Building AI Agents with Multimodal Models: NVIDIA DLI Workshop for Academia

Ready to build cutting-edge AI that understands the world through more than just text? Join our hands-on workshop and learn how to build neural network agents that can see, read, and reason across multiple data types! We’ll explore advanced techniques like data fusion, OCR, and NVIDIA's powerful AI Blueprints to tackle real-world challenges in robotics, healthcare, and beyond.

We'll start with a robotics use case, apply those principles to supercharge Large Language Models (LLMs), and finish by orchestrating a team of models to work together seamlessly. You can find the full workshop description here: https://learn.nvidia.com/courses/course-detail?course_id=course-v1:DLI+C-FX-17+V1

Who is this for This certification workshop is completely free for academic staff and students. A valid academic email address is required to access the NVIDIA DLI compute environment. If you are in industry, please contact [email protected] to request a quote for you or your team.

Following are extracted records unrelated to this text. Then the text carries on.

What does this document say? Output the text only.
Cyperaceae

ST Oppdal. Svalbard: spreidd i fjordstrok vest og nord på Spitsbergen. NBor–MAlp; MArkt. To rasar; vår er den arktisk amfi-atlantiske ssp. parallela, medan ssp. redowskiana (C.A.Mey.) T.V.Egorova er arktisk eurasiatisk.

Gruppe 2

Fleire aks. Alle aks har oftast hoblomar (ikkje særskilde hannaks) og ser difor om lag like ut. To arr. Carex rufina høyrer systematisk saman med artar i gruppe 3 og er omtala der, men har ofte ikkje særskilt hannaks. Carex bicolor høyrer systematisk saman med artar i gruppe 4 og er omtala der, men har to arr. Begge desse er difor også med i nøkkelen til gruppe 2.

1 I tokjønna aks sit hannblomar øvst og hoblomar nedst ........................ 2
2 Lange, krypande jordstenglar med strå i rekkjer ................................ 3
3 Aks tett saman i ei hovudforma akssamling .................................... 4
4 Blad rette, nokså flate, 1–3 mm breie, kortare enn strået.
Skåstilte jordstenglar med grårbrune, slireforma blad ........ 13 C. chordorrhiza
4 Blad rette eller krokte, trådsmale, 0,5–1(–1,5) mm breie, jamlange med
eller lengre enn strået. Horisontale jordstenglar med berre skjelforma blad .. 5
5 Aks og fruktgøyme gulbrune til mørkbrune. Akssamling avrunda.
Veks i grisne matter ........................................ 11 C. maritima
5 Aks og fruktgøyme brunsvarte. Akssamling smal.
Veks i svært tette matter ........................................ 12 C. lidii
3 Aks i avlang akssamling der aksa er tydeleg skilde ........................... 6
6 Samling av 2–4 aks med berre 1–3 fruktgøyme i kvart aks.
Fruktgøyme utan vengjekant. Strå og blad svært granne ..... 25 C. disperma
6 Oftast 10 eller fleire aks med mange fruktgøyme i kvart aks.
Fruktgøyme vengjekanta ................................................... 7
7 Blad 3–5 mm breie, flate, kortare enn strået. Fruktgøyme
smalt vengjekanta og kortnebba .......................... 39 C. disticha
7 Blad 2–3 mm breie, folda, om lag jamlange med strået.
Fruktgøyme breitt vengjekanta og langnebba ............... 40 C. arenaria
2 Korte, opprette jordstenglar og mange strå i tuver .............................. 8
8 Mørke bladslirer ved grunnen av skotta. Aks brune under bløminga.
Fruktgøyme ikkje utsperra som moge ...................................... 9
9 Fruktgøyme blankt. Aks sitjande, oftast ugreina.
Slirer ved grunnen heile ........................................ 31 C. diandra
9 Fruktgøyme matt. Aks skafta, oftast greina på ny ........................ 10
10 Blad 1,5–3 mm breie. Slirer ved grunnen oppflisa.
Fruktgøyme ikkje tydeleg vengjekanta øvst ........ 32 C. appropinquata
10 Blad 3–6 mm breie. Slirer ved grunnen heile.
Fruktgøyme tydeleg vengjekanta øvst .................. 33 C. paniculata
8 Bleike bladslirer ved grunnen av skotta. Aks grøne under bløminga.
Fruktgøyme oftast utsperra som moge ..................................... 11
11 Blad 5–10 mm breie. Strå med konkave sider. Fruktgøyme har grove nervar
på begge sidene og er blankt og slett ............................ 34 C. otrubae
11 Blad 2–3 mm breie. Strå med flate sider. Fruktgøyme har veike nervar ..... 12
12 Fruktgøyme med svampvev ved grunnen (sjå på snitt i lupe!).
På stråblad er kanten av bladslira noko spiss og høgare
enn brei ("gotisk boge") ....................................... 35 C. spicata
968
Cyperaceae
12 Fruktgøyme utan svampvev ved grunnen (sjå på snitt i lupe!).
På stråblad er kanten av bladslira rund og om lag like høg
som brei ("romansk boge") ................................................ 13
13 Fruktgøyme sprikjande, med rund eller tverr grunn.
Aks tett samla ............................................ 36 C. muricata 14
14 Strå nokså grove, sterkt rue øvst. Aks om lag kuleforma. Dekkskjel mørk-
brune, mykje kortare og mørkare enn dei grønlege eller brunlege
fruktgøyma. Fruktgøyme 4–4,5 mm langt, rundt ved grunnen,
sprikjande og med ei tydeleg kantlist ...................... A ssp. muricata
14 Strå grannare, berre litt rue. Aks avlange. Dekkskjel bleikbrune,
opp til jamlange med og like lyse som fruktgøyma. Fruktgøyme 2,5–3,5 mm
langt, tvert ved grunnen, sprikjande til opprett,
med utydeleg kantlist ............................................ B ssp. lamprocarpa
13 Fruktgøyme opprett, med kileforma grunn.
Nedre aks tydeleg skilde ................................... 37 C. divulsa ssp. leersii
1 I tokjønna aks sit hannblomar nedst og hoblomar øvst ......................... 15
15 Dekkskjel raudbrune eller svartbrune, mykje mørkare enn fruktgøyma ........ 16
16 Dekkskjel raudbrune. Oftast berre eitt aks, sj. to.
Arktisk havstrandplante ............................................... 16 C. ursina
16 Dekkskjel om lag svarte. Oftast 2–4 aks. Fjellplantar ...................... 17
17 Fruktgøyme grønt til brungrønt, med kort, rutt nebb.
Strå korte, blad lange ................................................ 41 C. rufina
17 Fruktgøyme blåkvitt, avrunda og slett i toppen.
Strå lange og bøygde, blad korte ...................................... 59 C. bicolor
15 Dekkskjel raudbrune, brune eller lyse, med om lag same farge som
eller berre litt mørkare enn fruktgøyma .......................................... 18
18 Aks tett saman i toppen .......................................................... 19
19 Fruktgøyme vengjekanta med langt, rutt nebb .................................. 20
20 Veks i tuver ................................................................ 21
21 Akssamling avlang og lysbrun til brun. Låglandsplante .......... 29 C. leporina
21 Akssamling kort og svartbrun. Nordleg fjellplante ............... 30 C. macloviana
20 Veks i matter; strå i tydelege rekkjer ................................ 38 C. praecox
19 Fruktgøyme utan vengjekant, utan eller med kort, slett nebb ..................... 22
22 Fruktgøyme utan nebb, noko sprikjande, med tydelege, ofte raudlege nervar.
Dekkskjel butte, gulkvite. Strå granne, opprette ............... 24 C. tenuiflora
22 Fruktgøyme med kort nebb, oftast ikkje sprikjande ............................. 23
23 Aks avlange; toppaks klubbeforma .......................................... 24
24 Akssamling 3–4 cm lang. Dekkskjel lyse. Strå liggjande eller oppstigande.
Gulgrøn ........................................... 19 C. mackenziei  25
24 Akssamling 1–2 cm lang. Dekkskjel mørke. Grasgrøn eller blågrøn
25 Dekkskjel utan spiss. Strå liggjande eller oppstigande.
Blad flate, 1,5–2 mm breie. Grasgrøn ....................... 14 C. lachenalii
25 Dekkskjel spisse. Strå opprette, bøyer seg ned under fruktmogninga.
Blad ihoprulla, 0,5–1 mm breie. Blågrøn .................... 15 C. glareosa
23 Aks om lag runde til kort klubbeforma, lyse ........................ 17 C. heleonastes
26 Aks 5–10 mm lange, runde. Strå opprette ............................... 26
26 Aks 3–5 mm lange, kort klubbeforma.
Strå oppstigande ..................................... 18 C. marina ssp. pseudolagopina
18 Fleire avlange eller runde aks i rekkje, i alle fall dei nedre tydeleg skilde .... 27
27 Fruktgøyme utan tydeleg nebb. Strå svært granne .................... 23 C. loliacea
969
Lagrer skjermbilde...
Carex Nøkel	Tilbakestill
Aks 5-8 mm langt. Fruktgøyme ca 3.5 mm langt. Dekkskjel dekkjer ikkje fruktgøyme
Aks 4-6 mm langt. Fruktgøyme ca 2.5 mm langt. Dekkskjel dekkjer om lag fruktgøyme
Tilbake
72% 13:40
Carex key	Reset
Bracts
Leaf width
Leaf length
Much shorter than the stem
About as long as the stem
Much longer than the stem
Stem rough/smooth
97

Register Please remember to fill in the form with your current institutional email. https://forms.gle/YEETAidJqUzEkNS56 the access code to the NVIDIA DLI Platform will be shared through your academic email.

What You Will Learn

🧠 Data Fusion Mastery: Discover the difference between early, late, and intermediate fusion to combine camera, LiDAR, and other data types.
📄 PDF & Document AI: Learn to extract and process text from PDFs using Optical Character Recognition (OCR).
🌐 Agent Orchestration: Understand how to make multiple AI models collaborate to solve complex problems.
🪜 NVIDIA AI Blueprints: Get hands-on with the Video Search and Summarization (VSS) blueprint to build powerful applications.
🗣️ Vision-Language Models: Turn a standard Language Model into a Vision Language Model (VLM) that can process images and documents.

Agenda Part 1: Early & Late Fusion (1.0 hr)

Fuse camera and LiDAR data to predict object positions.
Prep various data types for your neural networks.

Part 2: Intermediate Fusion (1.0 hr)

Dive into the theory of multimodal model architecture.
Train a Contrastive Pretraining model and create a vector database.

Part 3: Cross-modal Projection (2.0 hrs)

Transform an LLM into a Vision Language Model (VLM).
Process PDFs like a pro with OCR tools.

Part 4: Model Orchestration (2.0 hrs)

Analyze video with Cosmos Nemotron.
Use the VSS Blueprint to find answers in video content.

Part 5: Final Assessment (1.0 hr)

Put your new skills to the test by converting a pre-trained model to accept a new data type.